Although there are more than 93 million credit union members, only 40 million use a credit union as their primary financial institution. So is there any way to convince the remaining 53 million members to bank at a credit union for their day-to-day financial needs?
It severely damages the credit union movement when one credit union tries to be more greedy than not only all other credit unions, but also more greedy than most banks with their uncalled for, unavoidable, $3 monthly membership fee. How is that going to convince potential members that a credit union is the place to be? Did Ron Westad, CEO of Arizona FCU, ask Ron Johnson, ex-CEO of JC Penney, for tips on how JC Penney’s revenues dropped 25% and how to anger customers? If one examines the precipitous decline in Total Assets and Total Members at Arizona FCU, one might wonder why Ron Westad still has a job? When did running off members , destroying goodwill, and damaging the brand become a wise management move?
The $1.2 billion Arizona Federal Credit Union in Phoenix said it is the first financial services cooperative to try a new but controversial solution to this long-standing industry-wide dilemma: Require all of your members to pay a monthly membership fee.
Since the $3 a month membership dues requirement was announced in last December, about 15,000 members closed their accounts, and some of them expressed their anger over the new fee on Facebook. Other members sent letters, emails and made calls to the credit union. Even though the membership decline was expected, the credit union contends its new strategy is working.

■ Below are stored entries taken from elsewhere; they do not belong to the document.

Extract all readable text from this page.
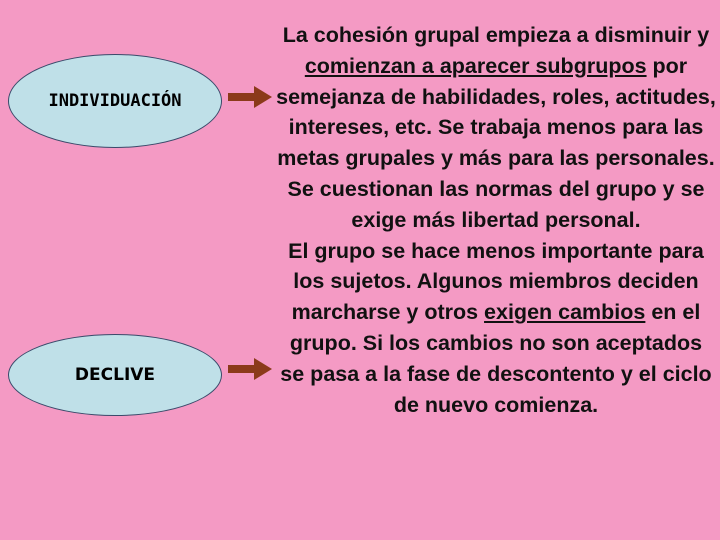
INDIVIDUACIÓN
DECLIVE

La cohesión grupal empieza a disminuir y comienzan a aparecer subgrupos por semejanza de habilidades, roles, actitudes, intereses, etc. Se trabaja menos para las metas grupales y más para las personales. Se cuestionan las normas del grupo y se exige más libertad personal.

El grupo se hace menos importante para los sujetos. Algunos miembros deciden marcharse y otros exigen cambios en el grupo. Si los cambios no son aceptados se pasa a la fase de descontento y el ciclo de nuevo comienza.
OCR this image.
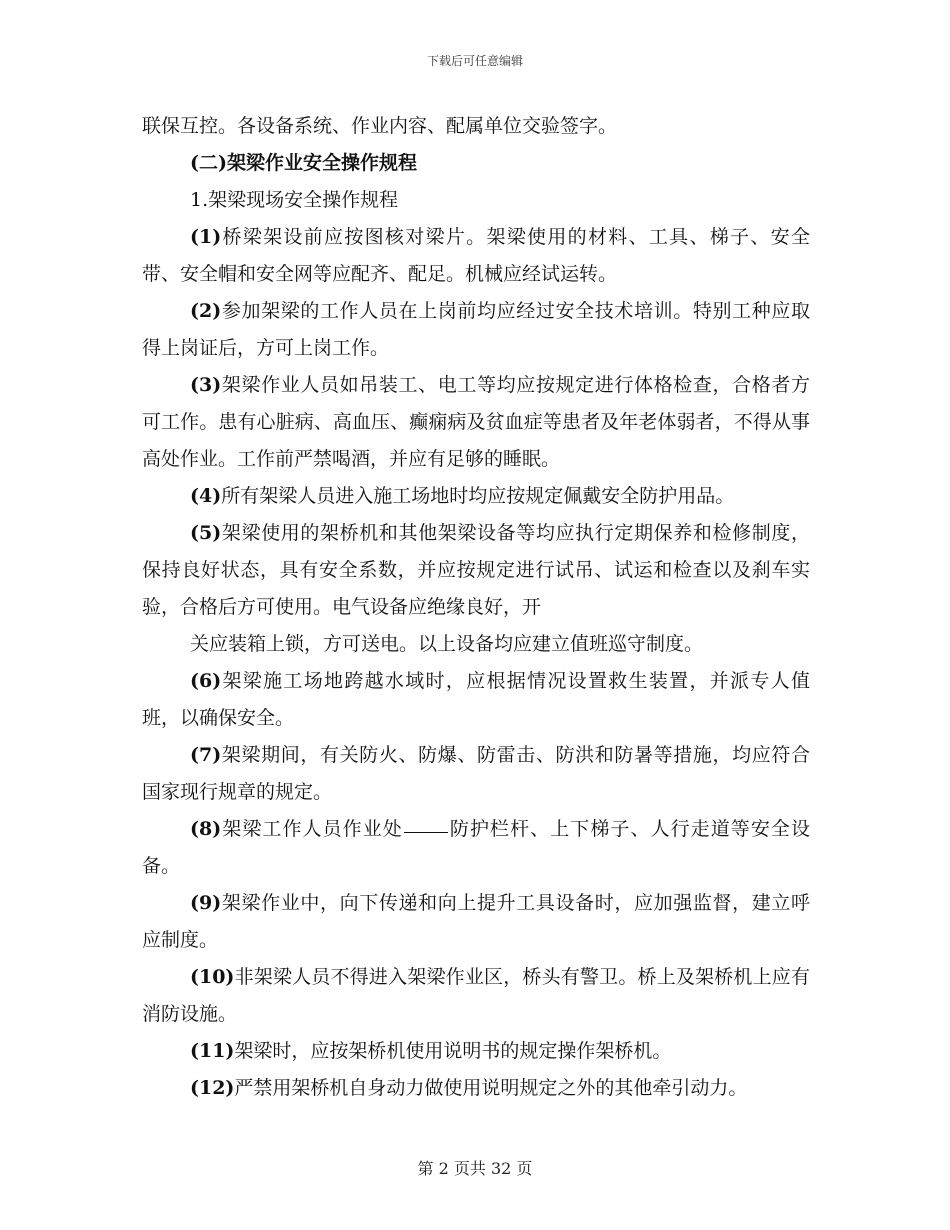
下载后可任意编辑

联保互控。各设备系统、作业内容、配属单位交验签字。

(二)架梁作业安全操作规程

1.架梁现场安全操作规程

(1)桥梁架设前应按图核对梁片。架梁使用的材料、工具、梯子、安全带、安全帽和安全网等应配齐、配足。机械应经试运转。

(2)参加架梁的工作人员在上岗前均应经过安全技术培训。特别工种应取得上岗证后，方可上岗工作。

(3)架梁作业人员如吊装工、电工等均应按规定进行体格检查，合格者方可工作。患有心脏病、高血压、癫痫病及贫血症等患者及年老体弱者，不得从事高处作业。工作前严禁喝酒，并应有足够的睡眠。

(4)所有架梁人员进入施工场地时均应按规定佩戴安全防护用品。

(5)架梁使用的架桥机和其他架梁设备等均应执行定期保养和检修制度，保持良好状态，具有安全系数，并应按规定进行试吊、试运和检查以及刹车实验，合格后方可使用。电气设备应绝缘良好，开

关应装箱上锁，方可送电。以上设备均应建立值班巡守制度。

(6)架梁施工场地跨越水域时，应根据情况设置救生装置，并派专人值班，以确保安全。

(7)架梁期间，有关防火、防爆、防雷击、防洪和防暑等措施，均应符合国家现行规章的规定。

(8)架梁工作人员作业处 防护栏杆、上下梯子、人行走道等安全设备。

(9)架梁作业中，向下传递和向上提升工具设备时，应加强监督，建立呼应制度。

(10)非架梁人员不得进入架梁作业区，桥头有警卫。桥上及架桥机上应有消防设施。

(11)架梁时，应按架桥机使用说明书的规定操作架桥机。

(12)严禁用架桥机自身动力做使用说明规定之外的其他牵引动力。

第 2 页共 32 页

The new strategy is working? Did not listening to customers work for JC Penney? If angering your member-owner or customer base is the goal, then Arizona FCU has succeeded. If making credit unions appear to be greediest financial institution, then Arizona FCU has succeeded. If damaging the goodwill of Arizona FCU is the goal, then they have succeeded. How soon before Harvard Business Review does a case study of one of the most destructive business decisions of a financial institution?
However, industry experts said Arizona FCU’s membership fee contradicts what credit unions are all about. Moreover, they also don’t like the idea of charging a membership fee to people who have already contributed capital to the credit union when they opened an account to become members.
The idea that credit unions serve people of modest means and care for their communities matters not to Ron Westad, who dumped his values and beliefs, along with 15,000+ members, under the bus. Is Ron Westad more concerned with the metrics that these ripoff fees will mean to his bonus? Did the Board of Directors structure his bonus solely on average fee income per member, while completely ignoring total assets, number of members served, and reputation in the community? What happens to an organization when they focus solely on the short-term instead of the long-term?
So why did Arizona FCU decide to charge a new membership fee when consumers, fed up with too many commercial bank fees, were motivated in droves to join credit unions over the last two years?
“Our entire purpose in doing this is to increase the percentage of members to actively use the services of the credit union and contribute to the cooperative,” said Steve Kelley, senior director of marketing. “We think [it is] an application of one of the seven cooperatives principles, members’ economic participation, [which] says members contribute to the capital of the organization, and this is an opportunity for our members to do that, to invest in the credit union and stand to reap the benefit of the returns that come from that investment.”
How is running off over 15,000 members causing them to use the credit union more? A non-member will not be doing ANY business with the credit union. Did Steve Kelley copy the playbook of the laughable Iraqi Information Minister with his tall tales?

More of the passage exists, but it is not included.